Earth Review
- ryanlott
- Jul 14, 2023
- 3 min read

Earth from Inside Up Games has players playing cards in order to build a tableau of 16 in order to develop their own ecosystems. At the start of the game, players will have cards to determine their starting hand size and bonus abilities and scoring objectives. There will also be animal cards that act as in game goals that will give points to the first to complete these objectives along with 2 more end game goals for everyone. When it's your turn, you'll simply place the action marker above what you want to do on your turn. This ranges from playing cards to adding sprouts or trees on your cards or gaining soil (money). While this happens, every other player will get to do lesser version of the same action. Then everyone will activate all of the cards in their tableau that match the color of the action played. Where you place cards is key here. You'll activate in order from left to right down the tableau so your most optimal engine needs to be carefully planned out. Once you go, pass to the next player and they'll choose an action. It doesn't need to be a different one. This continues until someone reaches a 4x4 grid of cards and the game will end. Players count their scores and the highest will win.

The Good: Watching your engine develop in Earth is extremely satisfying. Since there's several different options, you can potentially develop multiple engines at a time to make for a very efficient ecosystem. The game includes several different modes including a beginner version along with teams and solo. Beginner will simplify the scoring and take away some of the shared objectives. With so many moving parts, it feels very streamlined especially with so many different strategies that can be implemented at a time. Allowing players to constantly be doing things during everyones turn makes the game feel much more alive. There is not much downtime since you'll always have opportunities to run your engines.

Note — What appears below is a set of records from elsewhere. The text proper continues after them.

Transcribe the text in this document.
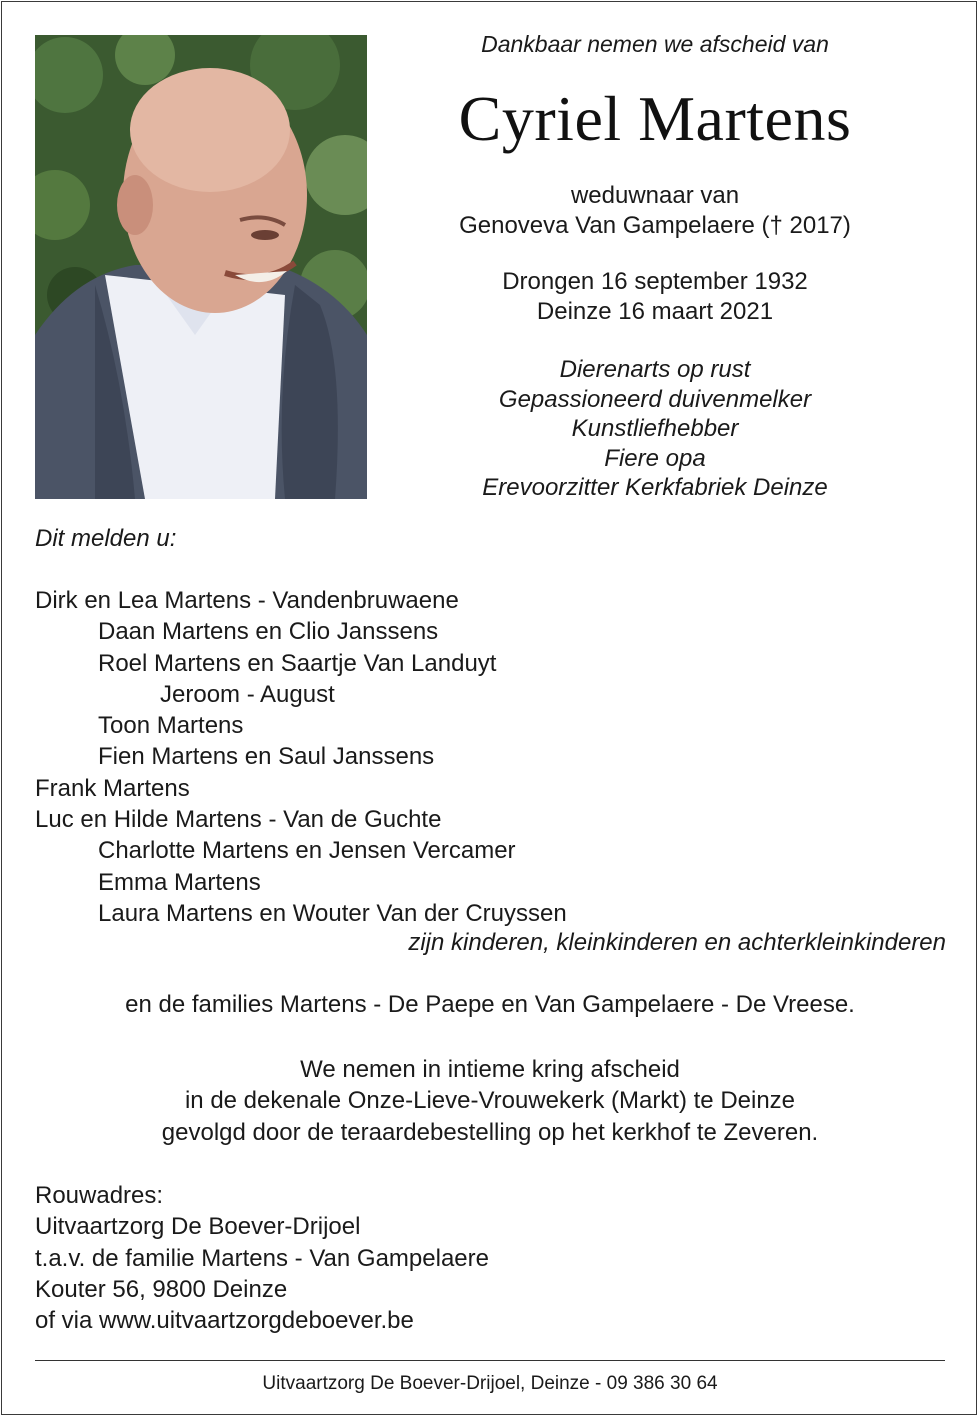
Dankbaar nemen we afscheid van
Cyriel Martens
weduwnaar van
Genoveva Van Gampelaere († 2017)
Drongen 16 september 1932
Deinze 16 maart 2021
Dierenarts op rust
Gepassioneerd duivenmelker
Kunstliefhebber
Fiere opa
Erevoorzitter Kerkfabriek Deinze
Dit melden u:
Dirk en Lea Martens - Vandenbruwaene
Daan Martens en Clio Janssens
Roel Martens en Saartje Van Landuyt
Jeroom - August
Toon Martens
Fien Martens en Saul Janssens
Frank Martens
Luc en Hilde Martens - Van de Guchte
Charlotte Martens en Jensen Vercamer
Emma Martens
Laura Martens en Wouter Van der Cruyssen
zijn kinderen, kleinkinderen en achterkleinkinderen
en de families Martens - De Paepe en Van Gampelaere - De Vreese.
We nemen in intieme kring afscheid
in de dekenale Onze-Lieve-Vrouwekerk (Markt) te Deinze
gevolgd door de teraardebestelling op het kerkhof te Zeveren.
Rouwadres:
Uitvaartzorg De Boever-Drijoel
t.a.v. de familie Martens - Van Gampelaere
Kouter 56, 9800 Deinze
of via www.uitvaartzorgdeboever.be
Uitvaartzorg De Boever-Drijoel, Deinze - 09 386 30 64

The Okay: The scoring is mostly straightforward but with so much happening in the game when literally everything scores points, you can feel a bit overwhelmed when you're tallying it all up. You'll get points for your cards played, your cards composted (discarded), sprouts on cards, trunks on cards, canopies, objectives on your board and the main board, and more. It's not uncommon for scores to reach way into the 100s. As long as you take it systematically you should be fine but if you lose focus for a second, good luck. There is also a lot of symbols and while the reference on boards is nice, sometimes the cards require a little bit of extra interpretation.

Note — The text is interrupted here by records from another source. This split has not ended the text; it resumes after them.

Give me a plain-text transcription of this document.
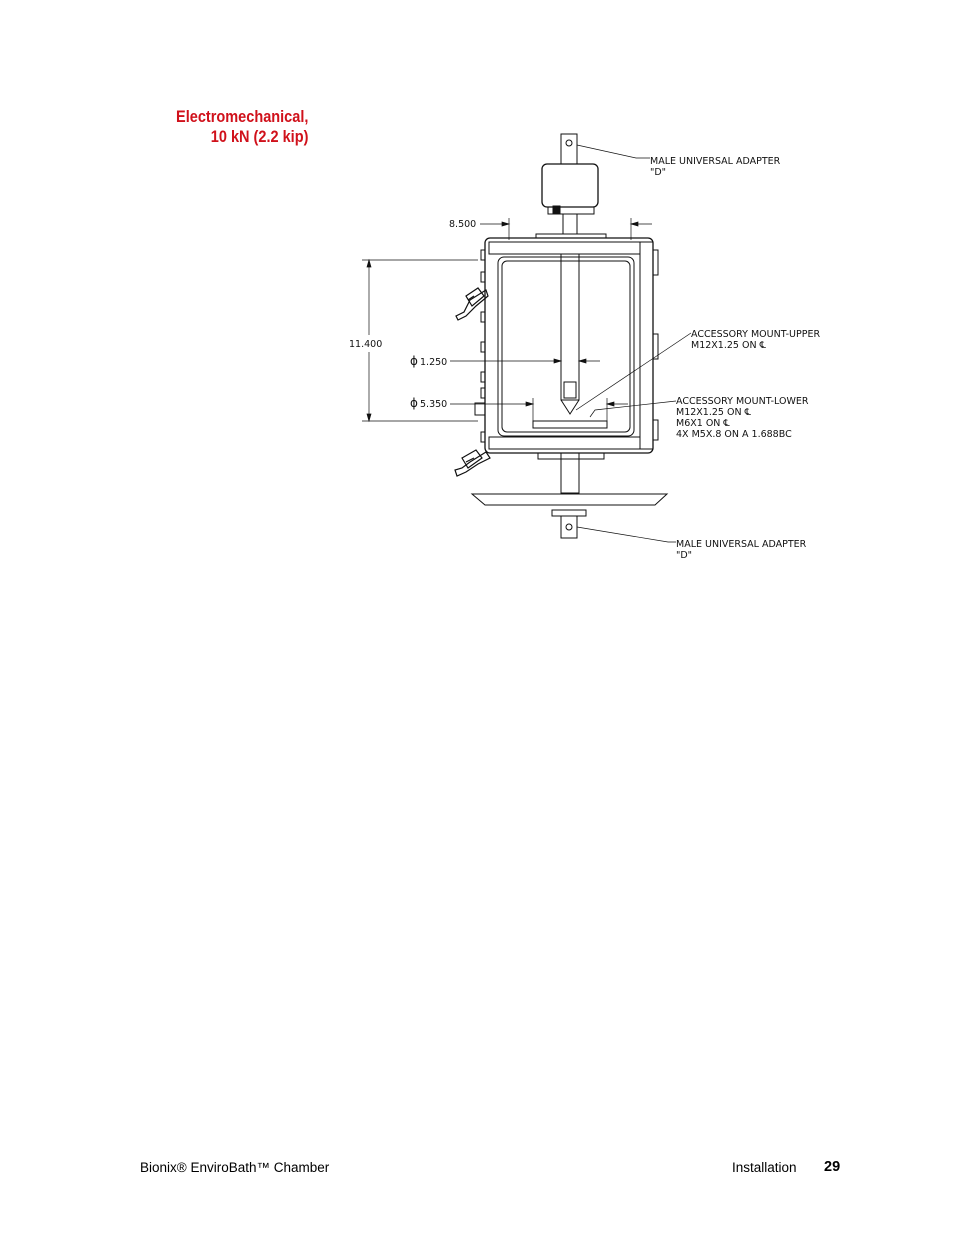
Electromechanical,
10 kN (2.2 kip)
8.500
11.400
ϕ 1.250
ϕ 5.350
MALE UNIVERSAL ADAPTER
"D"
ACCESSORY MOUNT-UPPER
M12X1.25 ON ℄
ACCESSORY MOUNT-LOWER
M12X1.25 ON ℄
M6X1 ON ℄
4X M5X.8 ON A 1.688BC
MALE UNIVERSAL ADAPTER
"D"
Bionix® EnviroBath™ Chamber	Installation 29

The Not So Good: There aren't a ton of flaws with Earth, the game at least, but because there are so many cards in the box you can spend a long time trying to draw what you need. For one game, I needed mushroom cards and I could not pull one to save my life. I spent a long time fishing for one and eventually had to concede that plan to catch back up with everyone. Consequently, with that many cards in the game, I don't love the way it goes back into the box. I don't dislike bags for cards but I wish there was a better storage solution. If anyone has one, let me know.

Final Thoughts: Earth surprised me with how good it was. I'm not someone who is interested in plants or even really knows any so thematically it felt meh at first but when you start building your tableau and engine, the game shines. From turn 1, you can feel the possibilities. Maxime Tardiff is a designer I had never heard of but you better believe I am a huge fan. I cannot wait to see what's coming next from him.
A review copy was provided by the publisher for content creation purposes.